"Then you wish rather that I should starve?"
"I don't think that it would come to that. You are old enough to earn your living."
"Old enough! Do you really mean to say that a fellow sixteen years of age is old enough to earn his living?"
"Why not? I myself had to leave home when I was only a child of eleven, and have worked for my living ever since."
"Worked for your living!" my brother cried scornfully. "Wasting money and getting into debt to such an extent that no dog will take the trouble to look at us. Do you call that working for your living?"
The veins showed thickly on my father's forehead.
"You wretch!" he cried, and flew at my brother's throat, "is that what I get for having taken endless trouble to bring you up?"

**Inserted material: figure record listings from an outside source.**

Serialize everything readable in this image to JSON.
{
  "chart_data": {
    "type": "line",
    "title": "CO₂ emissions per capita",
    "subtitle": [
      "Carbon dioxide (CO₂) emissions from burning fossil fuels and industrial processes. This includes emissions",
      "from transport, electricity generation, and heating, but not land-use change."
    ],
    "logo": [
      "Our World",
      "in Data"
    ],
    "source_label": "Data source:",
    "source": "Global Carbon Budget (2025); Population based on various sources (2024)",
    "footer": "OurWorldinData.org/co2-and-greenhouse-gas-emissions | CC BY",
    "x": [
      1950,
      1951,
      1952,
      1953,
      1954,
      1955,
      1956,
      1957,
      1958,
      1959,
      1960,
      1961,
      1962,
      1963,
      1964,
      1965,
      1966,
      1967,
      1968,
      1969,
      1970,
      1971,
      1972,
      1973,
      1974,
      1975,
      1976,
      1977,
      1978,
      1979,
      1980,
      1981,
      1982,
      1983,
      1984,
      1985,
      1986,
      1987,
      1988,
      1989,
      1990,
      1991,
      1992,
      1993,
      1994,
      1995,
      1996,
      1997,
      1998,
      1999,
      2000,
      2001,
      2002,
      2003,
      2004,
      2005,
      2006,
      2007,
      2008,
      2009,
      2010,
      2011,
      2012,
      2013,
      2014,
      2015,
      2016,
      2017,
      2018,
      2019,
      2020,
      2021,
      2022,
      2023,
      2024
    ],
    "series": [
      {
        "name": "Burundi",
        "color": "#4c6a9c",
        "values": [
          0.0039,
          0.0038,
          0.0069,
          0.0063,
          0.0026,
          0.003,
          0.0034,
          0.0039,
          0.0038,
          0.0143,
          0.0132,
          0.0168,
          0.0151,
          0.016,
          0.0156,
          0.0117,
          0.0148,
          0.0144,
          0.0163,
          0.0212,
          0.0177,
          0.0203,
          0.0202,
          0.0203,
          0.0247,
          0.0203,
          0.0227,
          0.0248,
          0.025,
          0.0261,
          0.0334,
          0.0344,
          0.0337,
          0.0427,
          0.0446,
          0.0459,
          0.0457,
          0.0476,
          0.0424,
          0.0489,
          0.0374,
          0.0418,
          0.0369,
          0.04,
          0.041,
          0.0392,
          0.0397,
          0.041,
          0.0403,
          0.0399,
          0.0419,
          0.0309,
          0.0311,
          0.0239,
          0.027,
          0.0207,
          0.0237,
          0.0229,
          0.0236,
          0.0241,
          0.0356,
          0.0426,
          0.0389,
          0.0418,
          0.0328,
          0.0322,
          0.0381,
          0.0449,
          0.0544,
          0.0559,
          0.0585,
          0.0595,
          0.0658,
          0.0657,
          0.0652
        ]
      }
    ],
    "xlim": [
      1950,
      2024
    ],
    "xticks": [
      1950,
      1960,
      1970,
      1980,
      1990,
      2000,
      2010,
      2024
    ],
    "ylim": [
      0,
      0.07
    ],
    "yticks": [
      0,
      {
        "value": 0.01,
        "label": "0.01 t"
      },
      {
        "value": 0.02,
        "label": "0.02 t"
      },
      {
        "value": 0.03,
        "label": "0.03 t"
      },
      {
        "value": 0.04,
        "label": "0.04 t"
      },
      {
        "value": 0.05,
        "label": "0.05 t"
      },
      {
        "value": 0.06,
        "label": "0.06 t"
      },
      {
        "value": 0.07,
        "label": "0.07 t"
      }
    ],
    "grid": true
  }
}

It was evident that my brother had not expected so violent an outburst on the part of my habitually gentle father. He grew deadly pale and tried to free himself from my father's clutch.
After he had succeeded in doing so, he reached for his hat and turned to the door. But, before he closed it behind him, he said: "You will find me in the Kamp, if you should happen to look for me to-morrow."
What he called the Kamp was a river of considerable depth. After he had left, the room looked a picture of misery and grief. My mother was leaning against the wall weeping violently; my father was pacing the room, his face rigidly set and breathing rapidly; the smallest of the children, roused by the noise, had started to cry; and I trembled in every limb with excitement.